‘Lucy. How are you feeling? Have you got any pain? How’s your breathing? Do you need oxygen? Jag, get a nurse in and let’s get you on some oxygen,’ says Emma.
‘Ems… just give her a moment.’ The man’s hand goes to her back again.
‘Why am I here? Ems?’
I force my eyes open again and take in the room, the faces, the air around me. I’m in a room with a television on the wall. I don’t remember watching that television. I wriggle my toes. It feels important to make my toes move. I saw that in a film once. I hold my hand up, seeing that a needle is running into my hand and the crook of my arm. And who’s been drawing on me? There are pictures on my arm. I sit up, short of breath. Why? Ems sits down next to me and encourages me to calm down. I claw at the tubes going into my nose.
‘Lucy, you were in an accident. On Waterloo Bridge. You were on a bike. In a dress. You are so lucky. You got hit by a bus, dressed as Elsa,’ Emma says in loud, accentuated tones like she’s talking to a foreign grandma.
‘Who?’ I gasp.
‘You. You were hit by a bus,’ she replies.
‘But who’s Elsa? Are you a doctor?’ I say, turning to the gentleman in the room.
‘I’m Jag?’
‘It’s nice to meet you.’
He looks over at Emma tentatively.
‘She’s just confused. Lucy, you suffered quite a traumatic head injury. They operated, they had to put you in a medically induced coma to control the swelling to your brain. You’ve been asleep for weeks.’ She explains everything slowly, holding back tears. I was on a bike? Like, Dad’s bike? Who the fuck is Elsa? She sounds German. German… I remember a German man. Do I?
‘We’ve been taking it in turns to come here and sit with you. I mean, you’re awake. That’s everything.’
I reach up to my head, it’s bandaged. My hair. Someone cut my hair? I hope it wasn’t Meg. She did that once and gave me some pretty rubbish levels on my fringe. I was in a coma? I rub my tongue along the underside of my teeth, everything is dry and fuzzy. I study Emma’s face. She looks different. Sad, yes, but there’s something else.
‘When did you get old?’ I ask her.
‘You’re such a cow,’ she replies. She throws herself over me again, laughing but crying and not really caring too much about the fact she’s snotting all over me. So grim. ‘Oh god, I don’t know what we would have done had we lost you.’

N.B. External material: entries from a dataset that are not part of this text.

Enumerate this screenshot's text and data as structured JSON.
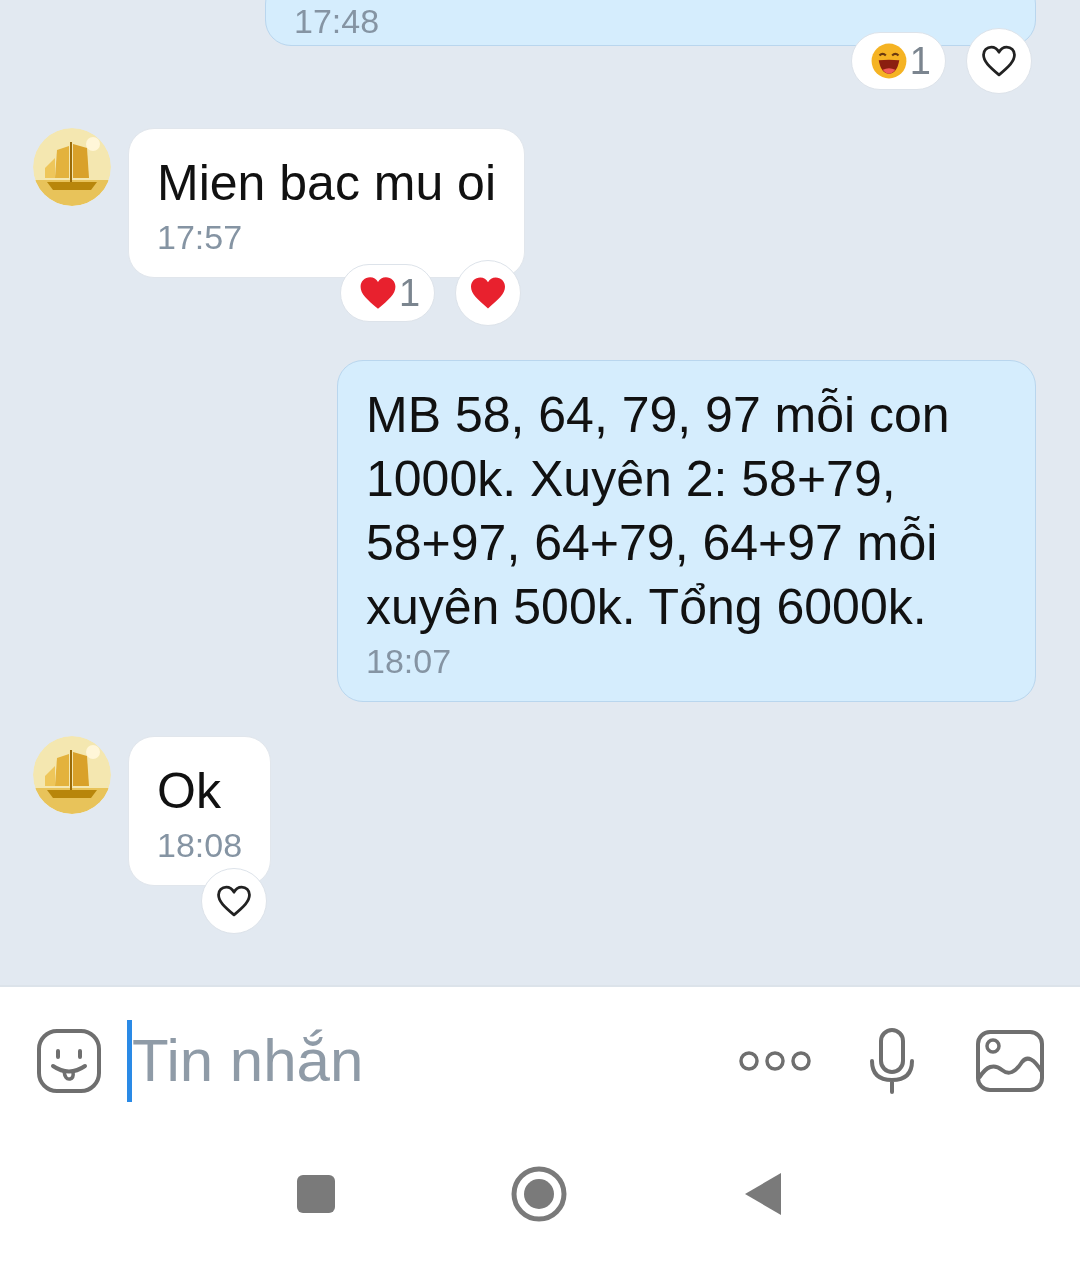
{
  "messages": [
    {
      "kind": "out",
      "time": "17:48",
      "reactions": [
        {
          "kind": "laugh",
          "count": "1"
        }
      ],
      "react_button": {
        "reacted": false
      }
    },
    {
      "kind": "in",
      "text": "Mien bac mu oi",
      "time": "17:57",
      "reactions": [
        {
          "kind": "heart",
          "count": "1"
        }
      ],
      "react_button": {
        "reacted": true
      }
    },
    {
      "kind": "out",
      "text": "MB 58, 64, 79, 97 mỗi con 1000k. Xuyên 2: 58+79, 58+97, 64+79, 64+97 mỗi xuyên 500k. Tổng 6000k.",
      "time": "18:07"
    },
    {
      "kind": "in",
      "text": "Ok",
      "time": "18:08",
      "react_button": {
        "reacted": false
      }
    }
  ],
  "composer": {
    "placeholder": "Tin nhắn"
  }
}
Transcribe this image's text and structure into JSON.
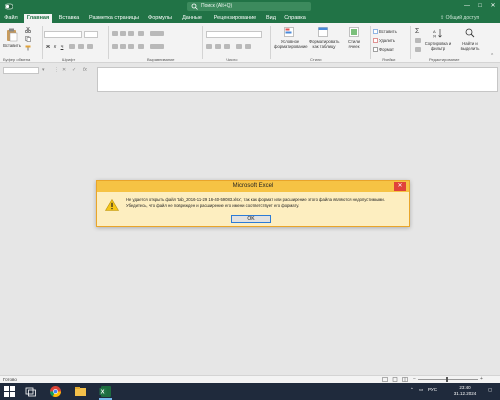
{
  "window": {
    "title": "Excel",
    "search_placeholder": "Поиск (Alt+Q)",
    "minimize_symbol": "—",
    "maximize_symbol": "□",
    "close_symbol": "✕"
  },
  "tabs": [
    "Файл",
    "Главная",
    "Вставка",
    "Разметка страницы",
    "Формулы",
    "Данные",
    "Рецензирование",
    "Вид",
    "Справка"
  ],
  "active_tab": "Главная",
  "share_label": "Общий доступ",
  "ribbon": {
    "groups": {
      "clipboard": "Буфер обмена",
      "font": "Шрифт",
      "alignment": "Выравнивание",
      "number": "Число",
      "styles": "Стили",
      "cells": "Ячейки",
      "editing": "Редактирование"
    },
    "paste_label": "Вставить",
    "bold": "Ж",
    "italic": "К",
    "underline": "Ч",
    "cond_format_label": "Условное форматирование",
    "format_table_label": "Форматировать как таблицу",
    "cell_styles_label": "Стили ячеек",
    "insert_label": "Вставить",
    "delete_label": "Удалить",
    "format_label": "Формат",
    "sort_filter_label": "Сортировка и фильтр",
    "find_select_label": "Найти и выделить"
  },
  "formula_bar": {
    "fx": "fx",
    "cancel": "✕",
    "enter": "✓"
  },
  "dialog": {
    "title": "Microsoft Excel",
    "close_symbol": "✕",
    "message": "Не удается открыть файл 'tab_2016-11-29 16-40-59083.xlsx', так как формат или расширение этого файла являются недопустимыми. Убедитесь, что файл не поврежден и расширение его имени соответствует его формату.",
    "ok_label": "OK"
  },
  "status": {
    "ready": "Готово"
  },
  "taskbar": {
    "language": "РУС",
    "time": "23:40",
    "date": "31.12.2024"
  },
  "colors": {
    "excel_green": "#217346",
    "dialog_title": "#f6c344",
    "dialog_body": "#fdeec0",
    "taskbar": "#1f2a3c"
  }
}
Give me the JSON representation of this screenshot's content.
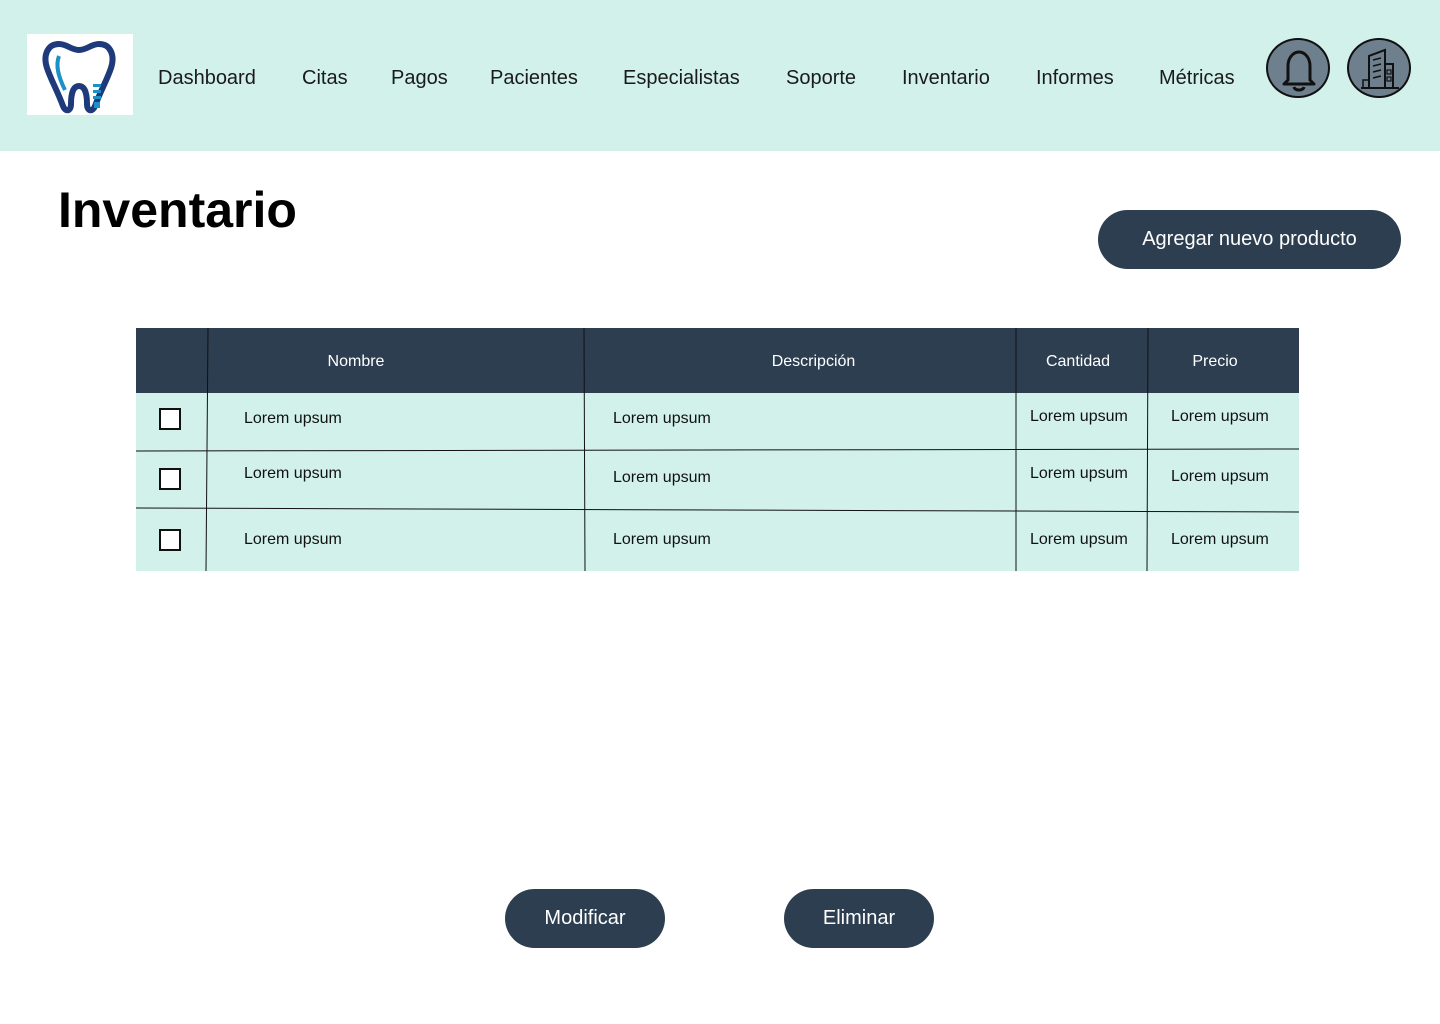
{
  "nav": {
    "items": [
      "Dashboard",
      "Citas",
      "Pagos",
      "Pacientes",
      "Especialistas",
      "Soporte",
      "Inventario",
      "Informes",
      "Métricas"
    ]
  },
  "icons": {
    "logo": "tooth-logo-icon",
    "notifications": "bell-icon",
    "clinic": "building-icon"
  },
  "page": {
    "title": "Inventario",
    "add_button": "Agregar nuevo producto"
  },
  "table": {
    "columns": [
      "Nombre",
      "Descripción",
      "Cantidad",
      "Precio"
    ],
    "rows": [
      {
        "checked": false,
        "nombre": "Lorem upsum",
        "descripcion": "Lorem upsum",
        "cantidad": "Lorem upsum",
        "precio": "Lorem upsum"
      },
      {
        "checked": false,
        "nombre": "Lorem upsum",
        "descripcion": "Lorem upsum",
        "cantidad": "Lorem upsum",
        "precio": "Lorem upsum"
      },
      {
        "checked": false,
        "nombre": "Lorem upsum",
        "descripcion": "Lorem upsum",
        "cantidad": "Lorem upsum",
        "precio": "Lorem upsum"
      }
    ]
  },
  "actions": {
    "modify": "Modificar",
    "delete": "Eliminar"
  },
  "colors": {
    "accent_bg": "#d1f1ea",
    "dark": "#2d3e50",
    "icon_button": "#6e7f8d",
    "logo_blue_dark": "#1e3a7b",
    "logo_blue_light": "#1e90c8"
  }
}
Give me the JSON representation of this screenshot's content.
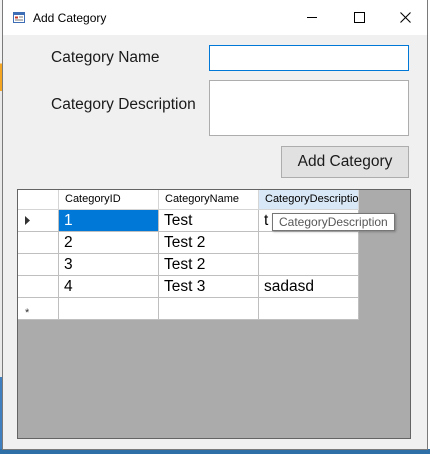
{
  "window": {
    "title": "Add Category",
    "controls": {
      "minimize": "minimize-icon",
      "maximize": "maximize-icon",
      "close": "close-icon"
    }
  },
  "form": {
    "name_label": "Category Name",
    "name_value": "",
    "description_label": "Category Description",
    "description_value": "",
    "submit_label": "Add Category"
  },
  "grid": {
    "columns": [
      "CategoryID",
      "CategoryName",
      "CategoryDescriptio"
    ],
    "rows": [
      {
        "id": "1",
        "name": "Test",
        "description": "t",
        "current": true
      },
      {
        "id": "2",
        "name": "Test 2",
        "description": ""
      },
      {
        "id": "3",
        "name": "Test 2",
        "description": ""
      },
      {
        "id": "4",
        "name": "Test 3",
        "description": "sadasd"
      }
    ],
    "new_row_marker": "*",
    "tooltip": "CategoryDescription"
  },
  "colors": {
    "selection": "#0078d7",
    "focus_border": "#0078d7",
    "grid_background": "#ababab",
    "header_active": "#d9e8f6"
  }
}
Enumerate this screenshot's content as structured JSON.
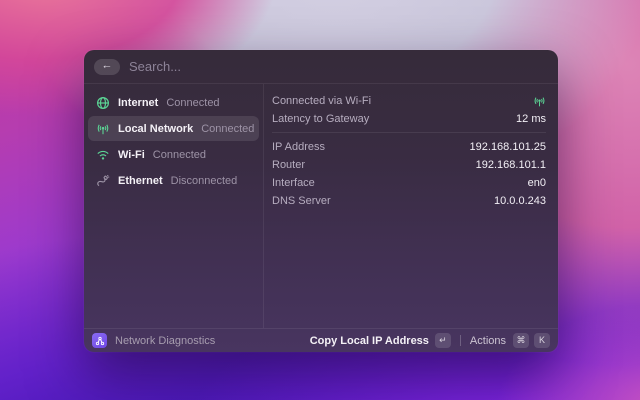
{
  "search": {
    "placeholder": "Search...",
    "back_icon": "←"
  },
  "sidebar": {
    "items": [
      {
        "label": "Internet",
        "status": "Connected",
        "icon": "globe-icon",
        "selected": false
      },
      {
        "label": "Local Network",
        "status": "Connected",
        "icon": "antenna-icon",
        "selected": true
      },
      {
        "label": "Wi-Fi",
        "status": "Connected",
        "icon": "wifi-icon",
        "selected": false
      },
      {
        "label": "Ethernet",
        "status": "Disconnected",
        "icon": "cable-icon",
        "selected": false
      }
    ]
  },
  "details": {
    "rows": [
      {
        "label": "Connected via Wi-Fi",
        "value": "",
        "value_icon": "antenna-icon"
      },
      {
        "label": "Latency to Gateway",
        "value": "12 ms"
      },
      {
        "label": "IP Address",
        "value": "192.168.101.25"
      },
      {
        "label": "Router",
        "value": "192.168.101.1"
      },
      {
        "label": "Interface",
        "value": "en0"
      },
      {
        "label": "DNS Server",
        "value": "10.0.0.243"
      }
    ]
  },
  "footer": {
    "app_name": "Network Diagnostics",
    "primary_action_label": "Copy Local IP Address",
    "primary_action_key": "↵",
    "actions_label": "Actions",
    "actions_keys": [
      "⌘",
      "K"
    ]
  },
  "colors": {
    "accent_green": "#5bd394",
    "disconnected_gray": "#9d93a6",
    "app_icon_purple": "#7a55ec"
  }
}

I pause to take that all in. They nearly lost me. I nearly died? The man called Jag keeps looking over at me. Whilst Emma’s face reads relief, you can tell he’s thinking things through a bit more. All I’m thinking is that I think I’m wearing a nappy.
‘And if I look old as hell, it’s because you’ve probably aged me ten years, that’s why.’
I look down to a badge on her shirt. Emma Callaghan-Kohli. Who?
‘You’re a paediatric cardiologist?’
‘Yeah?’ she replies.
‘Fancy.’
‘Well, her sarcasm mode is still in good nick,’ Emma says to Jag.
I am silent as my mind whirrs through everything. How long have I been asleep? I cough. Everything feels stiff and unused. There’s a window that overlooks the river and I see sky. It’s so blue. No clouds. And a hint of buildings, a line like on an Etch-a-Sketch. I look down at my arm again. Someone didn’t draw on me. That’s a tattoo. What the actual mother of shite? That’s a bloody leopard. Why have I got a leopard on my arm? Why does he look slightly drugged? My eyes shift about the room.
‘Luce, it’s Mum and Dad,’ says Emma, who’s on the phone. ‘They want to speak to you. Mum won’t believe it until she’s seen it.’
‘LUCY!’ My eyes focus on a phone screen to see my parents in our living room. They’re on the phone. Like a picture? No… they’re moving. It’s a video. It’s so clear. And when did my sister get this posh phone? This must have cost a crapload of money. When did this happen? Dad is sobbing, his hands cupped over his face. Mum has one hand to his back but her eyes stay fixed on me, studying me intently. I can’t say a word. They look older too but Mum’s hair is still the same, the same bob she’s had since forever.
‘Lucy, we’re going to make our way down now. We will be there really soon. Stay awake for us, love, OK?’
It’s very Mum. When her girls do good there’s a nod of the head, a clench of the jaw, a fire in her eyes. She doesn’t crumble, at least not in front of us. I don’t know what to do so just wave. Can they hear me?
‘Emma, is she comfortable? She doesn’t look comfortable? What does this mean? Why is she so stunned? Is she on some sort of new drugs? She looks pale. Someone make her a cup of tea.’
That is also classic Mum but the sound of her voice is soothing.